Chocolate, Cheese, and Lessons from Little People

Defenestration--as in "Mom, I saw a great picture of the Defenestration of Prague today"--is a great word. It doesn't slither off the tongue quite as deliciously as "plethora" or "thither," but it's still very nice. I should mention that the child describing defenestration (the act of throwing someone out of the window, by the way, in this case in political protest) is my 15-year old son. The same son apparently counts "extirpate" as one of his favorite words. I am ashamed to say I had to look that one up. I should, perhaps, worry that my teenager has his head filled with destruction, intellectually phrased or not. Given his ready wit and kind heart, however, I have decided in favor of amusement rather than horror.

I love that my sons have begun to embrace their inner nerdiness. My oldest son called from college this week,excited about his work in behavior analysis and describing the psychoanalytical theories of Anna Freud (Sigmund's daughter) with the same alacrity he used to display when describing a great snowboarding run in the powder of the Utah Rockies. These impromptu lessons in European history and child development are just the most recent of lessons I have learned from my children. I have learned a plethora (see, doesn't that slither nicely?) of lessons over the years at the feet of my offspring. The following are some of the highlights.

* The world has not created a food that cannot be improved by adding either chocolate or cheese. If chocolate won't fit the bill, cheese will. Trust me on this one. I have tried in vain to prove the theory wrong.

* Napoleon was not the last little person to rule an empire. Our 3 pound, 10 ounce daughter took the throne from her very first breath, and the age of the semi-benevolent dictator continues, four years later.

* A person who speaks with confidence can sound believable, even profound, even when he makes no sense whatsoever.

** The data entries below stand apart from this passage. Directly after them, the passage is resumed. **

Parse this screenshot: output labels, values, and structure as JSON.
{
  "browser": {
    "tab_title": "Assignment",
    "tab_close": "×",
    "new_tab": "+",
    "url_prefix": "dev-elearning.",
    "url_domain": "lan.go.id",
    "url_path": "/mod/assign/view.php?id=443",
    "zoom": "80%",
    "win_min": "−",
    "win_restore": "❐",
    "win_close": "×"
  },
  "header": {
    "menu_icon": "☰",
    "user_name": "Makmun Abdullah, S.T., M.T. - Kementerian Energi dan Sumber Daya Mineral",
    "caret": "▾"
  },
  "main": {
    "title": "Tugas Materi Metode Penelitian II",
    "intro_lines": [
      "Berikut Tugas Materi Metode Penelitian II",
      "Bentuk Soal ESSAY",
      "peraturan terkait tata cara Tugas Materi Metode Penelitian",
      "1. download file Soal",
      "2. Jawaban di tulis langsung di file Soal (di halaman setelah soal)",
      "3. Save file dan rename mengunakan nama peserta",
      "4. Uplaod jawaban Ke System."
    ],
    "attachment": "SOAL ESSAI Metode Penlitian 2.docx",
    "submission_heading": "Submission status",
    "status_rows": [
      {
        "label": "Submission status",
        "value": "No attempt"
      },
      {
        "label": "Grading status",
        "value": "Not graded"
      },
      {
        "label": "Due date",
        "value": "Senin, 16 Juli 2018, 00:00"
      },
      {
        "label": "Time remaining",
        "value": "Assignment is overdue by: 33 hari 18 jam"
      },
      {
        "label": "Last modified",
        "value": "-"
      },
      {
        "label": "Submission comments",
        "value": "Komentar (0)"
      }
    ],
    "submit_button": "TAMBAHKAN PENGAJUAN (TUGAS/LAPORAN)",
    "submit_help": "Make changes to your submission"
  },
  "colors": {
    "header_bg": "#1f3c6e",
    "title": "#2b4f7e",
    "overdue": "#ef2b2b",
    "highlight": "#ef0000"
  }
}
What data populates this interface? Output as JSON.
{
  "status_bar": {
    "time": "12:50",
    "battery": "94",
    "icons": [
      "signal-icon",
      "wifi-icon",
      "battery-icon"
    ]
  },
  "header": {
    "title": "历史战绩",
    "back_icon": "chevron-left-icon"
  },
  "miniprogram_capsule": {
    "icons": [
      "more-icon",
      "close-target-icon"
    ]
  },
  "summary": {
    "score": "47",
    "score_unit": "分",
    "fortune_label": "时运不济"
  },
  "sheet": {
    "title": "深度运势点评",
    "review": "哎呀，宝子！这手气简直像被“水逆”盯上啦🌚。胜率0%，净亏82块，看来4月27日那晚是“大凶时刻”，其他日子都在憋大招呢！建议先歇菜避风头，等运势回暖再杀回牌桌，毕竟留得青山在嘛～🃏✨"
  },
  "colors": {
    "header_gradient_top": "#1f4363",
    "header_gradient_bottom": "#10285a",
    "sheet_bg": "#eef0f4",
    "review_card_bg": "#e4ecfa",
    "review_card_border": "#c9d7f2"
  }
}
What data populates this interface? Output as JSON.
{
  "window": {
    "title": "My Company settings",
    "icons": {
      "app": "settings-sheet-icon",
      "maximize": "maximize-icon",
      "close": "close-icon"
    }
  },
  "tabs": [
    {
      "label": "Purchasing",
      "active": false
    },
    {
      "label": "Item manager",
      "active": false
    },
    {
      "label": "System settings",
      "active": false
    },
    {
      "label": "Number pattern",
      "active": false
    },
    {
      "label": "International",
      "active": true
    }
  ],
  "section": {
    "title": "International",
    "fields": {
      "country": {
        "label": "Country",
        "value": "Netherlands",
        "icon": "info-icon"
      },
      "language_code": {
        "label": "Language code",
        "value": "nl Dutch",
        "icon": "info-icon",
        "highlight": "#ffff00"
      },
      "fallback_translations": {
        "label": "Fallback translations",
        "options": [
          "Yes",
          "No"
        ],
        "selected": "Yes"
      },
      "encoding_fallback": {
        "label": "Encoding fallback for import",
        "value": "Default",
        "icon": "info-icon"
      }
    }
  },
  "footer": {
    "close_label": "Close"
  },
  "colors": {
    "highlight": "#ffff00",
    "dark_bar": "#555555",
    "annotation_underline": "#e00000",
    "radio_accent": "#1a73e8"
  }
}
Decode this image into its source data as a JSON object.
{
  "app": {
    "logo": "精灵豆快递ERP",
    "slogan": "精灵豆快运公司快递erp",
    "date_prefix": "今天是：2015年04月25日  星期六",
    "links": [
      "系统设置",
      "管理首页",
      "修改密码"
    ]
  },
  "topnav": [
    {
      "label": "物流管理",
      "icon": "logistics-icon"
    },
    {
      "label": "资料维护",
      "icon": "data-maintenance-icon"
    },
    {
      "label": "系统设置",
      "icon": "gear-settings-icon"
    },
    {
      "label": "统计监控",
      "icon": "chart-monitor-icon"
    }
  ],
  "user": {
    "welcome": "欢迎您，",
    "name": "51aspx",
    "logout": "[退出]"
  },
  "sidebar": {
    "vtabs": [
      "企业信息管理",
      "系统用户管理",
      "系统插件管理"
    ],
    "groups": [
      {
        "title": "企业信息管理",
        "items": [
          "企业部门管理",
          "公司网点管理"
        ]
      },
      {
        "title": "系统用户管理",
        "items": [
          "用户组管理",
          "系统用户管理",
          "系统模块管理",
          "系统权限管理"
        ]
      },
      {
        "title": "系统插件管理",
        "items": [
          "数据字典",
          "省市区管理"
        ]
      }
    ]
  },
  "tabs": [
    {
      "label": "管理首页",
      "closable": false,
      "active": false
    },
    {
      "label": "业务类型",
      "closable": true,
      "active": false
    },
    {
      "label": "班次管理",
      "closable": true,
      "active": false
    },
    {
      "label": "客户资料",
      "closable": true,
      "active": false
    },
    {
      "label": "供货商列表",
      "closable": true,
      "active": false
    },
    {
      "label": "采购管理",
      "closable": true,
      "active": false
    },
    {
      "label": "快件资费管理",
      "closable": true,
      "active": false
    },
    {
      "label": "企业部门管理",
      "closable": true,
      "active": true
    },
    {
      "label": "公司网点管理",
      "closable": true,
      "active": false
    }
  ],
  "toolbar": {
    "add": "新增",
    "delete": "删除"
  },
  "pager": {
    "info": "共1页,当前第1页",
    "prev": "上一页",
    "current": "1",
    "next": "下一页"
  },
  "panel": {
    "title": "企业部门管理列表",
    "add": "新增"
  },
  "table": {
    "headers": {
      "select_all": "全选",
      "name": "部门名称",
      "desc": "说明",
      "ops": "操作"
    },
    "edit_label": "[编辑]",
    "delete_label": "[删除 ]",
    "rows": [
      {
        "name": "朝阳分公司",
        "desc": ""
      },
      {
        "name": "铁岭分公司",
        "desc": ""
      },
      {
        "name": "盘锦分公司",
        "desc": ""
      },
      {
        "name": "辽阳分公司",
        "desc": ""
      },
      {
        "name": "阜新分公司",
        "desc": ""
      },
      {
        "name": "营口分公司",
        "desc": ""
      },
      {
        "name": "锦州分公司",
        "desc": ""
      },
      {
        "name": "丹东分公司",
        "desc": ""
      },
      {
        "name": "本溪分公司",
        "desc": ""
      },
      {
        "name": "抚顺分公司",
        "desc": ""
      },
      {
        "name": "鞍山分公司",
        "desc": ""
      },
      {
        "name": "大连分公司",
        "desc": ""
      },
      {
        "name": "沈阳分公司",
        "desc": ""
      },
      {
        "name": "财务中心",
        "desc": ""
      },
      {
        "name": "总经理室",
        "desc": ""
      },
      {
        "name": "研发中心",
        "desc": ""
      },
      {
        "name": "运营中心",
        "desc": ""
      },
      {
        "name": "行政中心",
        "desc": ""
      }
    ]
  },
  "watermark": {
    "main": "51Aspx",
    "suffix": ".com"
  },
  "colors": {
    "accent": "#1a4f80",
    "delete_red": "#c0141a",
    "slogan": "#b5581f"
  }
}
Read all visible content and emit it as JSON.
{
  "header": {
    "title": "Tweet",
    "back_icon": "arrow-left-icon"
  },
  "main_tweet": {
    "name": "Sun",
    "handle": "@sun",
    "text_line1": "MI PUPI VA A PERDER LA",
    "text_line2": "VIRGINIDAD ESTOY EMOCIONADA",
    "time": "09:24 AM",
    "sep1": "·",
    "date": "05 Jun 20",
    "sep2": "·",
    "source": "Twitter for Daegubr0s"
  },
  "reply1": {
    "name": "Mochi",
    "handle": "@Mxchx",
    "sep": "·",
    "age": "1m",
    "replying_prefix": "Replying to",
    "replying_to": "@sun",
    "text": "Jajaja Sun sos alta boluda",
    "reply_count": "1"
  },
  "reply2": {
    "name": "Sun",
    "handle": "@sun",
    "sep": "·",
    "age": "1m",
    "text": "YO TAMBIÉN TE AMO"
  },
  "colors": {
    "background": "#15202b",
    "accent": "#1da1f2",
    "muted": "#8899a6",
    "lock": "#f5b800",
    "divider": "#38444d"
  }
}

* Pajamas are world's most versatile fashion, acceptable for nearly any occasion, particularly school and particularly when worn with slippers in the middle of winter.

* Chill out. Relax through teenage driving adventures, surprise schedule changes, broken appliances, unexpected bills, bad hair days, and other calamities large and small. Listen to Bob Marley and remember that "every little thing is gonna be all right."

* A little computer time goes a long way. Alternatively, play games, cuddle, throw a frisbee, read silly stories, or dance. Your children, your husband, your dog, and your eyes will thank you.

* Wrinkled clothes and messy hair do not necessarily signify a flawed character.

* And finally, loving until your heart hurts may be more terrifying than bungee jumping, but it is also more wonderful than a million Lake Champlain chocolate truffles or even a lifetime pass to Disneyland.